Illinois State Senator | 55th District


Special Update: Illinois gets hit by a Credit Drop

Friday, January 25, 2013

Special Update: Illinois gets hit by a Credit Drop

Just one day after Illinois escaped a credit downgrade from one major rating agency, another weighed in, dropping Illinois' credit ranking a notch and putting the state into a tie with California for the worst credit in the country.

Standard and Poor's rating services announced Jan. 25 that they were downgrading Illinois to an "A-/negative outlook" rating. It is the lowest rating Illinois has ever received from S&P and, if the "negative outlook" is taken into consideration, Illinois is now ranked below California.

Fitch, Moody's Ratings Held Steady

Also on Friday, Moody's Investor Services announced they were leaving the state's credit rating unchanged. But that was small consolation, since Moody's already ranked Illinois the worst in the nation. The day before, Fitch Ratings Services announced they were leaving Illinois at an "A" rating, but issuing a "negative watch," which is a warning that the credit could be dropped if the state does not get its financial house in order.  

All three ratings were released in advance of an anticipated sale of construction bonds at the end of January.

Quinn Now Owns 11 Credit Downgrades

The rating drop from S&P gives Governor Quinn his 11th downgrade since taking office. No other Governor in the state's history has presided over more credit downgrades than Quinn. In fact, Quinn now owns more downgrades than all earlier governors combined. The previous record holder, Rod Blagojevich, had three downgrades during his time in office.

In dropping the state's credit rating, S&P also gave the state a "negative outlook," which is a warning that further credit rating cuts are likely.

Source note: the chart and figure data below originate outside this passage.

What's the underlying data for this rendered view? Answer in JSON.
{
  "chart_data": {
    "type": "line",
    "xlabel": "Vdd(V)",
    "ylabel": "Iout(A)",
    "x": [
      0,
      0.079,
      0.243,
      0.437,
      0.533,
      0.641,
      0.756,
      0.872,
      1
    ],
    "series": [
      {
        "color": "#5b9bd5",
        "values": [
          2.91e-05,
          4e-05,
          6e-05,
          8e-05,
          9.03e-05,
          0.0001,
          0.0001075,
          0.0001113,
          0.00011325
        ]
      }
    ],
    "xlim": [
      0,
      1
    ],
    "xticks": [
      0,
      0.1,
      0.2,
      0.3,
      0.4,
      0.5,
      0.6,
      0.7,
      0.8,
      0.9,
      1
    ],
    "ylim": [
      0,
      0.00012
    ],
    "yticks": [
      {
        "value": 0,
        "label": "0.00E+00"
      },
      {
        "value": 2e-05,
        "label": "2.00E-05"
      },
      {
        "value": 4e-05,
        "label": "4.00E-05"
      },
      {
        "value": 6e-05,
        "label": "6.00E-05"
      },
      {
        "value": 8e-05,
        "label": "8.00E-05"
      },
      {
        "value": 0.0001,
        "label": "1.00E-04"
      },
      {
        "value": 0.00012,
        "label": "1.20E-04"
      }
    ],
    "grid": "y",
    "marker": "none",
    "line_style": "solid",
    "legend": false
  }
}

The company cited the state's $95 billion unfunded pension liability at the end of 2012 and noted that the funding ratio of the state's retirement funds has dropped from 43.4% in FY2011, to 40.4% in FY12 and is expected to fall to 39% before the current fiscal year ends.

Bleak Outlook

The company also noted that despite the 67% income tax increase enacted in 2011, the state has continued to run substantial deficits.

In issuing its negative outlook, S&P also issued a warning that the best the state can hope for is to hold its ratings at the current low level, cautioning, "We believe there is limited upside potential for the rating in the next two years given the size of the accumulated deficit and the liability challenges Illinois faces..."

While keeping the state's ranking unchanged, Moody's said, "...the state's pension funding pressures are likely to persist and perhaps worsen in the near term " and warned that they view the state heading on an "unsustainable" path.